These days almost every company is using some sort of social media to communicate with customers. From retail giants to beverage companies, you can find a Facebook or Twitter page for just about any of the huge brands that comes to mind.
Recently, Todd Wasserman wrote an article for Mashable called, “4 Huge Brands That Still Aren’t on Social Media.” In his article, he features four major companies that still are without social media profiles. Trader Joe’s, Marlboro, Viagra, and the world’s biggest company, Apple, are still lacking profiles. Wasserman provides insight as to why these major brands have opted to avoid social media. He suggests that Marlboro and other cigarette brands aren’t on Facebook because “it would risk running afoul of the numerous marketing restrictions placed on the category.” He continues that it may have contributed to their decreasing sales. Similarly, Viagra and related products are not on Facebook in large part due to “FDA regulations are a major hurdle for pharma brands on social media.” Meanwhile Trader Joe’s and Apple are thriving with great websites that reach their target markets.
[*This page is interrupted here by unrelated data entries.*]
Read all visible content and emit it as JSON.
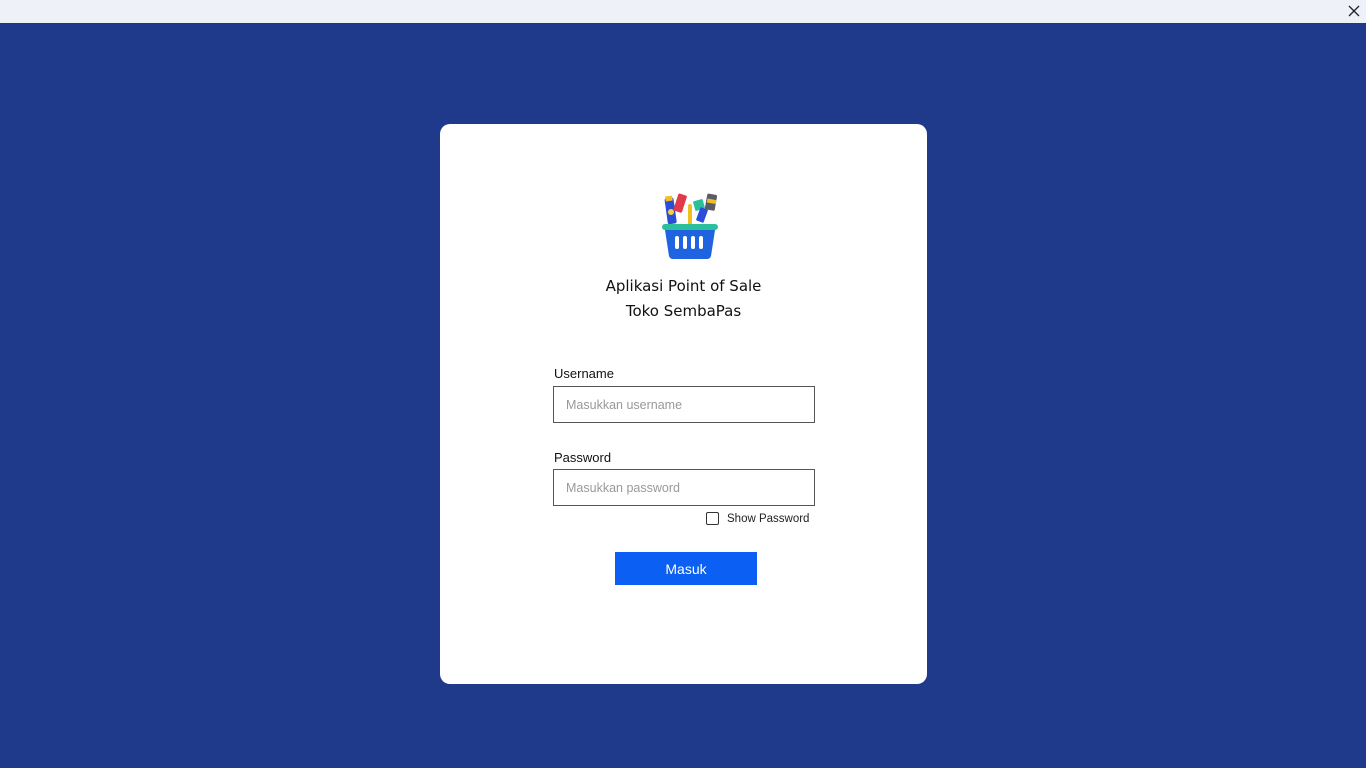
{
  "window": {
    "close_icon": "close-icon"
  },
  "brand": {
    "logo_icon": "shopping-basket-icon",
    "title_line1": "Aplikasi Point of Sale",
    "title_line2": "Toko SembaPas"
  },
  "form": {
    "username_label": "Username",
    "username_placeholder": "Masukkan username",
    "username_value": "",
    "password_label": "Password",
    "password_placeholder": "Masukkan password",
    "password_value": "",
    "show_password_label": "Show Password",
    "show_password_checked": false,
    "submit_label": "Masuk"
  },
  "colors": {
    "background": "#1f3a8a",
    "card": "#ffffff",
    "button": "#0b5ff2",
    "titlebar": "#eef2f8"
  }
}
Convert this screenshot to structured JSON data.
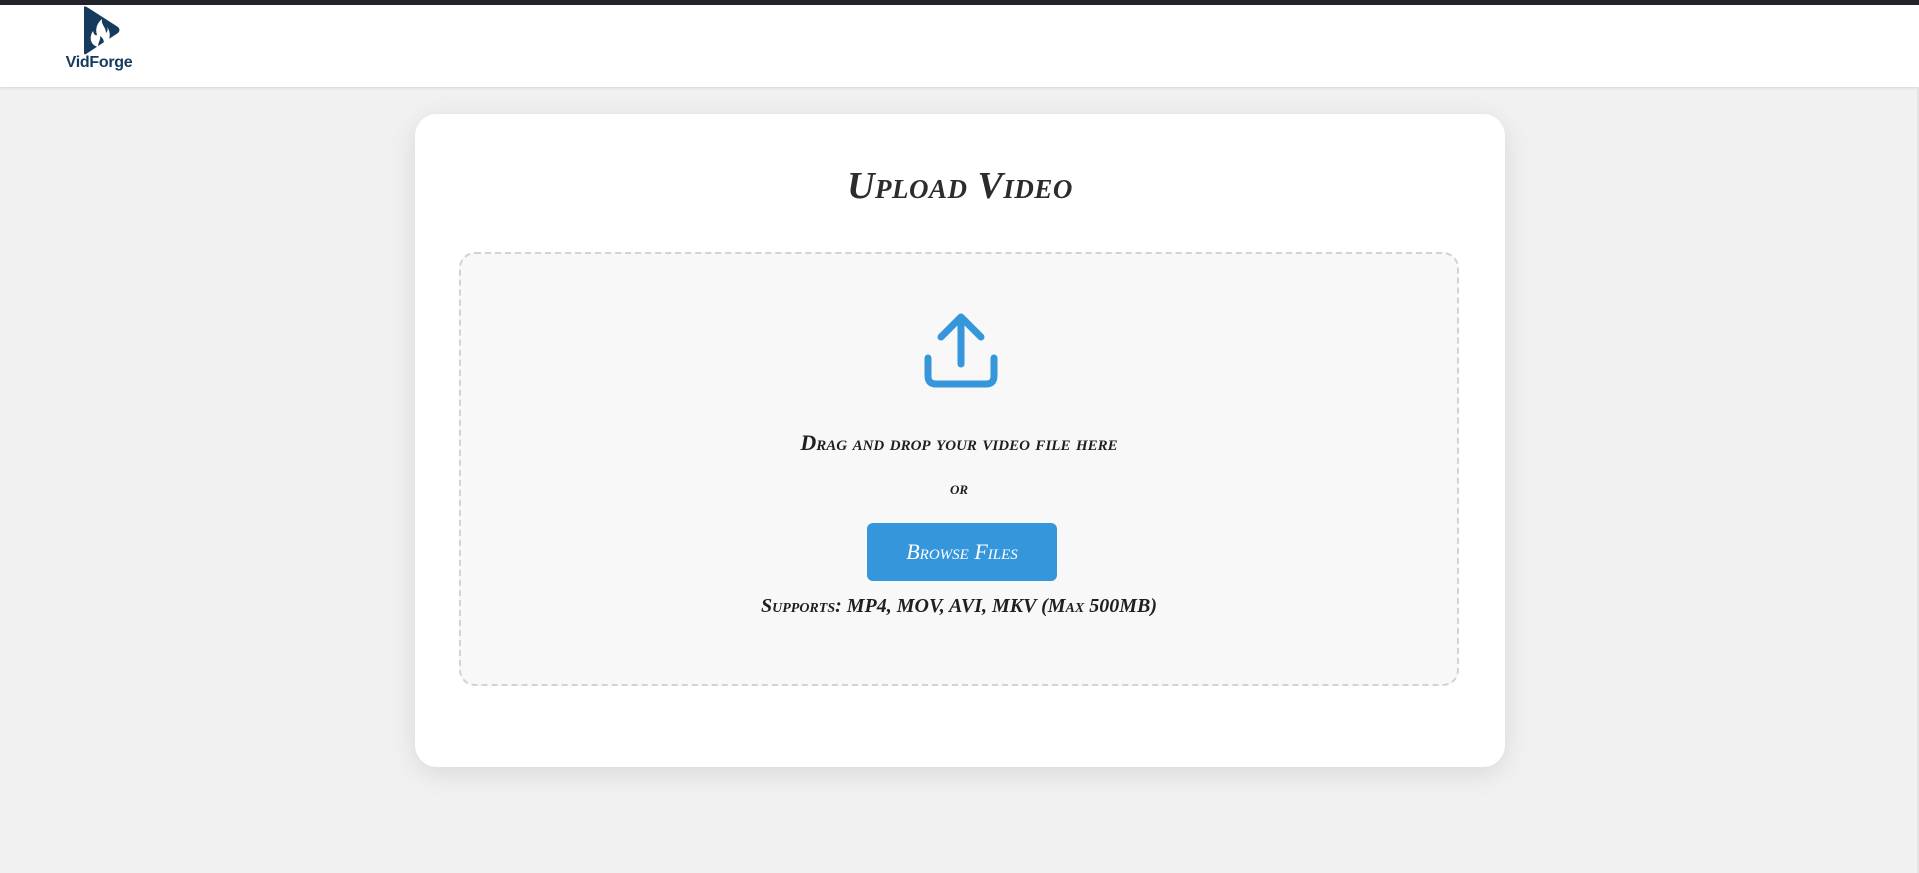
{
  "colors": {
    "accent": "#3596db",
    "brand": "#143a5e",
    "page_background": "#f1f1f1"
  },
  "header": {
    "logo": {
      "icon": "flame-play-logo-icon",
      "text": "VidForge"
    }
  },
  "upload": {
    "title": "Upload Video",
    "dropzone": {
      "icon": "upload-icon",
      "drag_text": "Drag and drop your video file here",
      "or_text": "or",
      "browse_label": "Browse Files",
      "supports_text": "Supports: MP4, MOV, AVI, MKV (Max 500MB)"
    }
  }
}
With these four huge brands not using social media, it questions the power of word of mouth. Facebook and Twitter allow thoughts to travel instantly, but will conventional conversations keep sales up? Will their current marketing strategies keep them afloat if word of mouth becomes a thing of the past?
Read more about the companies in an excerpt from the article.
1. Trader Joe’s
The quirky, much-loved grocery chain has a fine website where it highlights new items in its stores and recipes. But you’ll notice there’s no prompt to “follow us on Twitter.” Like many things about Trader Joe’s, the company’s social media marketing strategy is a mystery. It’s in keeping with the company’s marketing philosophy, though. Trader Joe’s doesn’t do any traditional advertising, either. The lack of Facebook fans doesn’t seem to have hurt the chain: Sales in 2009 (the last year such figures were available) were around $8 billion — the same as the social media-friendly Whole Foods, according to Fortune.
Facebook is not Marlboro country. You won’t see any other cigarette brands on the social network, either, probably because it would risk running afoul of the numerous marketing restrictions placed on the category. (Though theTobacco Master Settlement Agreement that set many of such limits, occurred in 1998, well before the birth of social media.) The lack of visibility appears to have hurt the brand: In 2006, Marlboro was no. 10 on Interbrand’s 100 Best Global Brands list. This year, it dropped out of the top 100.